Framework for describing judgments of comparative clinical effectiveness evidence.

A = “Superior”[High certainty of a substantial comparative net health benefit]
B = “Incremental”[High certainty of a small comparative net health benefit]
C = “Comparable”[High certainty of a comparable comparative net health benefit]
D = “Inferior”[High certainty of a negative comparative net health benefit]
U/P = “Unproven with Potential”[Moderate certainty of a small or substantial comparative net health benefit]
This category is intended to represent bodies of evidence that provide a best estimate in comparative net health benefit as small or substantial but without enough precision to judge which is more likely. The U/P category also implies that there is a relatively small possibility that future evidence would demonstrate that the true net comparative benefit is inferior to other alternatives for many or all patients.
I = “Insufficient”The evidence does not provide high certainty that the net health benefit of the technology is at least comparable with that provided by the comparator(s).

Using such an approach, decision-makers may explicitly take into account limitations of evidence, including that from observational studies, with respect to the magnitude of perceived benefit and the robustness of the findings.
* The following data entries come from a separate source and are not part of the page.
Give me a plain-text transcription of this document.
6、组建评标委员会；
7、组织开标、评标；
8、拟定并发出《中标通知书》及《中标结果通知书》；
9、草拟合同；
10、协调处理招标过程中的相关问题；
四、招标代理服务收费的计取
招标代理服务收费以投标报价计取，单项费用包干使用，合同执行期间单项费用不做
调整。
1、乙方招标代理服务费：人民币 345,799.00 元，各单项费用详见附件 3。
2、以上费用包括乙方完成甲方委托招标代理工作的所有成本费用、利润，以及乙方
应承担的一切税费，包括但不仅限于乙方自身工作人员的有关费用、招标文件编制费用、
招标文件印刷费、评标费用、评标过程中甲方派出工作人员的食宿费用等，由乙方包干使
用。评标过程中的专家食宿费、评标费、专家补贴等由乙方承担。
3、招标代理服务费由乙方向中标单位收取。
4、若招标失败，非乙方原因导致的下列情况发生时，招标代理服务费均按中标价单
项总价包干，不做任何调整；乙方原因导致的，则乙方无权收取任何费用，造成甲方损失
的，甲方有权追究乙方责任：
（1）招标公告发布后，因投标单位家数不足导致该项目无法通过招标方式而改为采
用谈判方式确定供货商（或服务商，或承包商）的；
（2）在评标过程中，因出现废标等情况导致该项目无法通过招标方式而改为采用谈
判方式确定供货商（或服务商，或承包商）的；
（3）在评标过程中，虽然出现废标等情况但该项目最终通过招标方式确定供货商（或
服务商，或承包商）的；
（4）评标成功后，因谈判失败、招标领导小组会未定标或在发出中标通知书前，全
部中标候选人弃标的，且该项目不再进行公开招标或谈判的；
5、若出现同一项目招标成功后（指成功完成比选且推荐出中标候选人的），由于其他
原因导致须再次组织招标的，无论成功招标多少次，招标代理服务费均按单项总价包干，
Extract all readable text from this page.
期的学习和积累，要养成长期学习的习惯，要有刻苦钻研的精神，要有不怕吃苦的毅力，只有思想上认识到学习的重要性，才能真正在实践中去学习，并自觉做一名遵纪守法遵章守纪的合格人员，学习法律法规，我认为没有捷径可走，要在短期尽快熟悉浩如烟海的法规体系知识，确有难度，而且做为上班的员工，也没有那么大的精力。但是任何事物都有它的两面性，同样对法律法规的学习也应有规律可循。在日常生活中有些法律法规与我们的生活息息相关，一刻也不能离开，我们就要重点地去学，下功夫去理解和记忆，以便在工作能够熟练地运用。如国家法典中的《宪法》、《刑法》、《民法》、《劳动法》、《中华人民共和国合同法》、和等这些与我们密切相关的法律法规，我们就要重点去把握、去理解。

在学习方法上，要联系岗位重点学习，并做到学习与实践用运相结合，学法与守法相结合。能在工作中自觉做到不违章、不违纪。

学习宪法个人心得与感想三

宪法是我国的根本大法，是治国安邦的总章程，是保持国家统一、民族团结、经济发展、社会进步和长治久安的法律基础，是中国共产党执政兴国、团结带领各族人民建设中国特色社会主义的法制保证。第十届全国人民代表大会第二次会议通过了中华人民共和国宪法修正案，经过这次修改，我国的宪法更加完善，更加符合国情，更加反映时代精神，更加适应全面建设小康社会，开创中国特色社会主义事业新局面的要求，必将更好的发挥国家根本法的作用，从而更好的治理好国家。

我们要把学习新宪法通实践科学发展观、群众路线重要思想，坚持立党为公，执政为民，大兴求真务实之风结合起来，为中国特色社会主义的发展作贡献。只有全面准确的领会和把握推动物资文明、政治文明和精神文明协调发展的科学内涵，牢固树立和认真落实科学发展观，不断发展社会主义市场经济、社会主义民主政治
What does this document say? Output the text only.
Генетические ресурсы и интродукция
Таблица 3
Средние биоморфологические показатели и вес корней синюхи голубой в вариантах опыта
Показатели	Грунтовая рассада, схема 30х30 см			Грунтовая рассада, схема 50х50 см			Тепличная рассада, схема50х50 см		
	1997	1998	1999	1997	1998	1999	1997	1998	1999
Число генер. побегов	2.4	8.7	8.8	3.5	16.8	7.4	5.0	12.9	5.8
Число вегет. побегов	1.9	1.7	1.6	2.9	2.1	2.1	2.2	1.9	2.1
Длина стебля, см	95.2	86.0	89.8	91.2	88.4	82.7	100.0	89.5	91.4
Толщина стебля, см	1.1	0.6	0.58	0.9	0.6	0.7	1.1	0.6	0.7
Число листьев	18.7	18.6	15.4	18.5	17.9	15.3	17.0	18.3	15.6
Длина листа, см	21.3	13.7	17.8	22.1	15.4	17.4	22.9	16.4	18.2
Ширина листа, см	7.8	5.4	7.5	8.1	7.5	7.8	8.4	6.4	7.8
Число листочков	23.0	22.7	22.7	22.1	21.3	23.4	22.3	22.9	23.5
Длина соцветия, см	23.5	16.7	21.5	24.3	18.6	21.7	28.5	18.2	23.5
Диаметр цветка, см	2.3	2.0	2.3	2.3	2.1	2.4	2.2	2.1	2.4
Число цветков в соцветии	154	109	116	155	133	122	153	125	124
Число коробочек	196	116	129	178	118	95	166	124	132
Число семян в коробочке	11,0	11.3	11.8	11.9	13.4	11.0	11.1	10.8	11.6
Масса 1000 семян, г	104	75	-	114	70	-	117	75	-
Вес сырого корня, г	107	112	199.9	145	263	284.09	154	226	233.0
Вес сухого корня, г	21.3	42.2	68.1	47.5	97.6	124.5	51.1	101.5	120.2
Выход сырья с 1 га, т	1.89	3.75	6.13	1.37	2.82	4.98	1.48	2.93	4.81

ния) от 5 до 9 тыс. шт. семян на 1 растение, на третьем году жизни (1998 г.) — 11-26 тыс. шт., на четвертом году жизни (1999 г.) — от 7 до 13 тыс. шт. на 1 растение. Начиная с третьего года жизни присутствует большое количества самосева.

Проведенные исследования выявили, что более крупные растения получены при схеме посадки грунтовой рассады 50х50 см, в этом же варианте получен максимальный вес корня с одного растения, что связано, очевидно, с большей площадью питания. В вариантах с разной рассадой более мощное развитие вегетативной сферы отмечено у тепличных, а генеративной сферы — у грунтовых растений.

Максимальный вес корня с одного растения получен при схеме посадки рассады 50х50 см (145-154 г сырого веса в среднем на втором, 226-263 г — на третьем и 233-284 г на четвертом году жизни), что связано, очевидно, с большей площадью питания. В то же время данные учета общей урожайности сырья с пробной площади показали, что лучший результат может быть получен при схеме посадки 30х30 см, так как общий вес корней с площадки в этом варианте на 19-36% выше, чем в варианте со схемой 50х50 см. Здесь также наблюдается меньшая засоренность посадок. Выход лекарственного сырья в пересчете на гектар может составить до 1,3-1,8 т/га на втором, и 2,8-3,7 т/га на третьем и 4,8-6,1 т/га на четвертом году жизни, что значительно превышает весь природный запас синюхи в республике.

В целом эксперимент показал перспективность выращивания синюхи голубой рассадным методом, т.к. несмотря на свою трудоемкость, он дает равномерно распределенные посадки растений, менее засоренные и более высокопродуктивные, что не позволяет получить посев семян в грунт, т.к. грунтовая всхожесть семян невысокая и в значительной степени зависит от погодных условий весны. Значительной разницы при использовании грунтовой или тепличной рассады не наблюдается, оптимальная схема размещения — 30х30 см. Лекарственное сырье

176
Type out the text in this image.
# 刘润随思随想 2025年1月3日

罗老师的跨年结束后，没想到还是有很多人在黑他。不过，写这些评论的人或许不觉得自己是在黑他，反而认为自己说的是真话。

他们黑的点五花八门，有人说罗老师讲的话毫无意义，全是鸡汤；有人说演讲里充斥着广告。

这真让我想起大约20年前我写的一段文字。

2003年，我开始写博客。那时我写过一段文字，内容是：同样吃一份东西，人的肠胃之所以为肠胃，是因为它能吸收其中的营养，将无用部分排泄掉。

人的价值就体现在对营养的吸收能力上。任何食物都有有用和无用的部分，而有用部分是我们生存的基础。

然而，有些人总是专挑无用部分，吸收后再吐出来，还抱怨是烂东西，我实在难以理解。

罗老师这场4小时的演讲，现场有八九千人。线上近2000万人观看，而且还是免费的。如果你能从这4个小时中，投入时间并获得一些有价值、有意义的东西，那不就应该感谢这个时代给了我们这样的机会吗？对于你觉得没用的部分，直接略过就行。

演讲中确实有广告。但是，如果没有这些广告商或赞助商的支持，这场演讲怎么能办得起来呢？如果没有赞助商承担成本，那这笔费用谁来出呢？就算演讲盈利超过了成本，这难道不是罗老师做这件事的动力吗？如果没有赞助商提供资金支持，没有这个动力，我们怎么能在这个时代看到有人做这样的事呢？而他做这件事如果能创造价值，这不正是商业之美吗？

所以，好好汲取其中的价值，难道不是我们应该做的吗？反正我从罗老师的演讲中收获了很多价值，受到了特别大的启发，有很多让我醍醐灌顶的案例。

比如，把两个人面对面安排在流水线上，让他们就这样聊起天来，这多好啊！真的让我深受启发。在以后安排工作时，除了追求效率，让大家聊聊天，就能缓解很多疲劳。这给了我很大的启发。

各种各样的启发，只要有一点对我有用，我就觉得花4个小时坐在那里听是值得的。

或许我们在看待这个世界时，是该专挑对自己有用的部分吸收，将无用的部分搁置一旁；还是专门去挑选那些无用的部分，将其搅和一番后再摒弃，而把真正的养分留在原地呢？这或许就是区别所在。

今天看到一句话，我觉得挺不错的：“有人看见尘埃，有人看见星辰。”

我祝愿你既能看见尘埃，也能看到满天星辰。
This model is currently being used in comparative effectiveness reviews by the Institute for Clinical and Economic Review (ICER, http://www.icer-review.org).

Conclusion

Information regarding comparative effectiveness of therapies is increasing in importance. Nonrandomized studies using secondary databases can be designed with rigorous elements and conducted with sophisticated statistical methods to improve causal inference of treatment effects. The next two sections of our report will address design and analysis issues directly. When results from these studies are obtained, we suggest standard methods to report them, and reasonable caution in interpreting them.

Source of financial support: This work was supported in part by the Department of Veteran Affairs Health Services Research and Development grant HFP020-90. The views expressed are those of the authors and do not necessarily reflect the views of the Department of Veteran Affairs.